Es gibt diese erstaunliche Erfahrung, dass nicht wir uns Gottes erkennend bemächtigen, sondern dass er sich unser bemächtigt. Und die dabei vom Heiligen Geist geschenkte Gewissheit kann so eindrücklich sein, dass sie für den Betroffenen danach gar nicht mehr Gegenstand seines Denkens, sondern Ausgangspunkt seines Denkens ist. Nicht der Christ hat eine Erkenntnis, sondern sie hat ihn. Nicht er hat seine Weltsicht rational abgeleitet oder souverän gewählt, sondern sie ist über ihn gekommen. Er ist dann, wie die Bibel sagt, wiedergeboren „aus Wasser und aus Geist“. Und die Frage nach Gründen und Beweisen, tritt dabei ganz in den Hintergrund – wie ja auch der, der von einem mächtigen Gegner überrannt wurde, keine besonderen Gründe braucht, um am Boden zu liegen. Der Mensch, der sich überwältig sieht, fragt nicht, ob die Wirklichkeit, an der er sich blutig gestoßen hat, auch denknotwendig sei. Und das Problem der weltanschaulichen Gewissheit stellt sich für ihn komplett anders, weil zwar die Welt um ihn her noch dieselbe, er selbst aber nicht mehr derselbe ist.
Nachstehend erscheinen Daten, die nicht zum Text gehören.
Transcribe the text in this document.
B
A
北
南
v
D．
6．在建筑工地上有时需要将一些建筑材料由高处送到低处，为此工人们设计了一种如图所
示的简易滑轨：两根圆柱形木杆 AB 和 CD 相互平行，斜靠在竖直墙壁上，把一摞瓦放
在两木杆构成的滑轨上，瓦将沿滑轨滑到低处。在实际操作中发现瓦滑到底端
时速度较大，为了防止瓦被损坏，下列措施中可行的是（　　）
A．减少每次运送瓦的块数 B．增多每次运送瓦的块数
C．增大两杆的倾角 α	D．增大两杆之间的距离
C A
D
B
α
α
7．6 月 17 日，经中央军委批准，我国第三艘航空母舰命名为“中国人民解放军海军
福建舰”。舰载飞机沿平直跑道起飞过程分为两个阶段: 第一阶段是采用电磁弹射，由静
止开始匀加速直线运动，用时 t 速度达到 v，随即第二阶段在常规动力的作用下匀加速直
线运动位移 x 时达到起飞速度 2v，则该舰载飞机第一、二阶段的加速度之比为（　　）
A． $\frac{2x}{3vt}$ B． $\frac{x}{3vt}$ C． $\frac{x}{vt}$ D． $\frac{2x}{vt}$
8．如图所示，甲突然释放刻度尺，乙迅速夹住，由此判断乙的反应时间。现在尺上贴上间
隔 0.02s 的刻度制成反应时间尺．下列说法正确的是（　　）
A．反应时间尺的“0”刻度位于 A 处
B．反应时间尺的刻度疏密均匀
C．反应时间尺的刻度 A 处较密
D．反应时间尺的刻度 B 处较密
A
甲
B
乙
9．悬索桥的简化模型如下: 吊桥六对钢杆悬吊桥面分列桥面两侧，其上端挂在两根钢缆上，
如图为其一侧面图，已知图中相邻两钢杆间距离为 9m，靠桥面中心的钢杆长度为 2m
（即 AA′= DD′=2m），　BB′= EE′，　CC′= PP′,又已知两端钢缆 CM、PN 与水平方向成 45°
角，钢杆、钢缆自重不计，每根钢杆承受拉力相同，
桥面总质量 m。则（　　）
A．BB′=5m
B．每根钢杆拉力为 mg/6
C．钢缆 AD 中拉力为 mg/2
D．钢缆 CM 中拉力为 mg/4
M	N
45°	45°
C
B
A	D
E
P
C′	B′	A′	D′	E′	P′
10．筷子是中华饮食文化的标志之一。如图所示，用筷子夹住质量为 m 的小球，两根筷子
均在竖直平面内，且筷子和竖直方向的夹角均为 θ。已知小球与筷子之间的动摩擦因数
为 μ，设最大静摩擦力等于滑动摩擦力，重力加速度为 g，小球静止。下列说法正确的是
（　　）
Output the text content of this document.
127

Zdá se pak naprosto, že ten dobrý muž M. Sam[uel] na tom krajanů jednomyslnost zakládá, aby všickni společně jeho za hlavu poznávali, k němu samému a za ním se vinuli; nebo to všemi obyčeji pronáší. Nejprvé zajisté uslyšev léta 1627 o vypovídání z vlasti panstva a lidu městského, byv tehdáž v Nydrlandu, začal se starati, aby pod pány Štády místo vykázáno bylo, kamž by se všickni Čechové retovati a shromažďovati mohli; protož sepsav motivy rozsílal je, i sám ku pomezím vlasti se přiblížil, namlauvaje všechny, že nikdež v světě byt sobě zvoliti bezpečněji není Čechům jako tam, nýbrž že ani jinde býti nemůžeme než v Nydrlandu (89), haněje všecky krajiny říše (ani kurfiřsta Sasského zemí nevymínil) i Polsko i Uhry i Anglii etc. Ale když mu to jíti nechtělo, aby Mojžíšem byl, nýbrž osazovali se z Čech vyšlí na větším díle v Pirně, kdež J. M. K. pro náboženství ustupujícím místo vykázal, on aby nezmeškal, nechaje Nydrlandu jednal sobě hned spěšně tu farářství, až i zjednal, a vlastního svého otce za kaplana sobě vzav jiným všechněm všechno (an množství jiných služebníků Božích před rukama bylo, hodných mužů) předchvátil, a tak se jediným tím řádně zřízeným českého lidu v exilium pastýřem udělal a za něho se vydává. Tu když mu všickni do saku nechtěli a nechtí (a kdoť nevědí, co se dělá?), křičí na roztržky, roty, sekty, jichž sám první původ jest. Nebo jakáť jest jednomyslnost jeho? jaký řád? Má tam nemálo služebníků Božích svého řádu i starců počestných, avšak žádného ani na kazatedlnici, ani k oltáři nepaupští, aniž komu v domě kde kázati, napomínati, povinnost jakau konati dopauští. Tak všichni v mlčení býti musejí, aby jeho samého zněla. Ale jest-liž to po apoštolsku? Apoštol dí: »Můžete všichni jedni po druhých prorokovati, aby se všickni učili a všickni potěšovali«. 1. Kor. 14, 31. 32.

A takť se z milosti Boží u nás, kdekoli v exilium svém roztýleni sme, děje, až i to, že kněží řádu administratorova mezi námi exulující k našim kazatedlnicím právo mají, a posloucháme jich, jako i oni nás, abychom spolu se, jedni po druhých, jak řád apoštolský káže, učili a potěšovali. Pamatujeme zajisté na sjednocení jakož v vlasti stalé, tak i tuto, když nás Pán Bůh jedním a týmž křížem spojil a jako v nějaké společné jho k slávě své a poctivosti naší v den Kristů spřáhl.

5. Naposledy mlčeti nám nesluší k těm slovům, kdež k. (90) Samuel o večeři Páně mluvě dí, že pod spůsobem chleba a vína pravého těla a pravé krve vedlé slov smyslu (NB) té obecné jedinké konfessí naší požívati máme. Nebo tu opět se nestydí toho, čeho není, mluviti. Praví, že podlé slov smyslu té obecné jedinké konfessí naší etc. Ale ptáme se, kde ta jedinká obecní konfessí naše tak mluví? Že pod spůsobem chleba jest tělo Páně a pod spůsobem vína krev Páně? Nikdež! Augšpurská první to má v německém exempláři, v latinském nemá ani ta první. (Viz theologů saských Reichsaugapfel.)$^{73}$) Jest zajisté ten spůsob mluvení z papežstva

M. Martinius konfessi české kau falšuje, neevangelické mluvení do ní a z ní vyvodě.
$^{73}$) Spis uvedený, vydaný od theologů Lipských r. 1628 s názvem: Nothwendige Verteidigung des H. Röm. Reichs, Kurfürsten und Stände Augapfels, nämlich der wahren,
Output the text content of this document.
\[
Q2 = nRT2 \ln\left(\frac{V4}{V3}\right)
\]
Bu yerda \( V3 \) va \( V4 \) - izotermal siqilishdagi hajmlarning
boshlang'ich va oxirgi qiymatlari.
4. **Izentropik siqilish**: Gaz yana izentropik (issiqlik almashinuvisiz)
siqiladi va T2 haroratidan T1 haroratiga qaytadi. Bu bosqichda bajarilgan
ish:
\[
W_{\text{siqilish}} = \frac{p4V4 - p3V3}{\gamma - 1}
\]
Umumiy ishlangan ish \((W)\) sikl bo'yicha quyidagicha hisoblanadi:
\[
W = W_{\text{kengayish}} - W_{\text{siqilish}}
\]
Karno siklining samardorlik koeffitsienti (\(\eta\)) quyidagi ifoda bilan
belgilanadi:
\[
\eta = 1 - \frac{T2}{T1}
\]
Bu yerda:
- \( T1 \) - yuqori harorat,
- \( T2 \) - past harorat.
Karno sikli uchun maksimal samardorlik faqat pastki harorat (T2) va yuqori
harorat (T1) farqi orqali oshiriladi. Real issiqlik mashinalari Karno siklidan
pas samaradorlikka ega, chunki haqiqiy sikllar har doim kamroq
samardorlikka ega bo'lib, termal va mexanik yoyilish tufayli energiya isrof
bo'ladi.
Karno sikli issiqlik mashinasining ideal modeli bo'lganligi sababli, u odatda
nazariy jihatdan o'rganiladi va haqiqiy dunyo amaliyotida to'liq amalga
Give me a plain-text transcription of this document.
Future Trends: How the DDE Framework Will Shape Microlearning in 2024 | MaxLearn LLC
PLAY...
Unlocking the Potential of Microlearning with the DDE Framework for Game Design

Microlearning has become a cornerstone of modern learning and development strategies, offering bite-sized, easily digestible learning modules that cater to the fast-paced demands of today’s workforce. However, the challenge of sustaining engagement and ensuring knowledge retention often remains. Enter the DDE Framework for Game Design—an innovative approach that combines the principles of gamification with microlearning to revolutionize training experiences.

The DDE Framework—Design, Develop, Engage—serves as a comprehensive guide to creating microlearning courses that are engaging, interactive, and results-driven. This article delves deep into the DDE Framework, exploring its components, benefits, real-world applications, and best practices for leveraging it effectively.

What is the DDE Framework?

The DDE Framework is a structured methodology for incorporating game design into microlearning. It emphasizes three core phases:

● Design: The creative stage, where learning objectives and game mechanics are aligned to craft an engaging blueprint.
Unter dem Einfluss des Heiligen Geistes, sind nicht erst die Ergebnisse unseres Denkens neu, sondern schon die Voraussetzungen unseres Denkens sind neu. Der Wandel selbst aber, wird nicht etwa begründet, sondern liefert seinerseits die Begründung für vieles, was auf die Bekehrung folgt. Denn der Betroffene kommt zu seiner Überzeugung nicht in der Weise, dass er verschiedene Religionen und Philosophien sichtet und prüft, um dann die ihm „passende“ zu wählen, sondern tatsächlich kommt er zu seiner Überzeugung, indem er ihr verfällt. Nicht der Mensch eignet sich eine christliche Weltanschauung an, sondern sie eignet sich den Menschen an, um ihn künftig zu beherrschen. Denn der Glaube, von dem das Neue Testament spricht, beruht nicht auf einer Erkenntnisleistung, einem Willensakt oder einer Wahl des Menschen, sondern auf einem Widerfahrnis, das sich der Kontrolle des Betroffenen gänzlich entzieht, weil er darin von Gottes Geist zum Glauben überwunden wird. Der Zweifel ist ihm danach keineswegs verboten und er muss auch nicht unterdrückt werden! Aber er interessiert einfach nicht mehr, weil durch das Werk des Heiligen Geistes der Antrieb zum Zweifel entfällt.
Wenn der Geist an uns wirkt, verlieren wir die Angst, von Gott getäuscht zu werden, und verlieren den Wunsch, in der Beziehung zu Gott unbedingt die Kontrolle zu behalten. Wir verlieren die Illusion, wir müssten uns Gott gegenüber behaupten, und verlieren sogar die Neugier auf weltanschauliche Alternativen. Der geisterfüllte Mensch gibt die Deutungshoheit über sein Leben zurück an den Schöpfer, dem sie zusteht, und verliert sein Misstrauen so wie man Ballast verliert. Denn es kommt zwar anders, als der Zweifler sich das dachte: Am Ende hat nicht er sich Gottes vergewissert, sondern Gott hat sich seiner vergewissert. Er hat nicht sichergestellt, sondern wurde sichergestellt. Doch wenn das auch nach Fremdbestimmung klingt, so erkennt der Gläubige darin dennoch einen freundlichen Akt Gottes, der durch seinen Heiligen Geist die Zuversicht ersetzt, die der Mensch niemals hätte aufbringen können.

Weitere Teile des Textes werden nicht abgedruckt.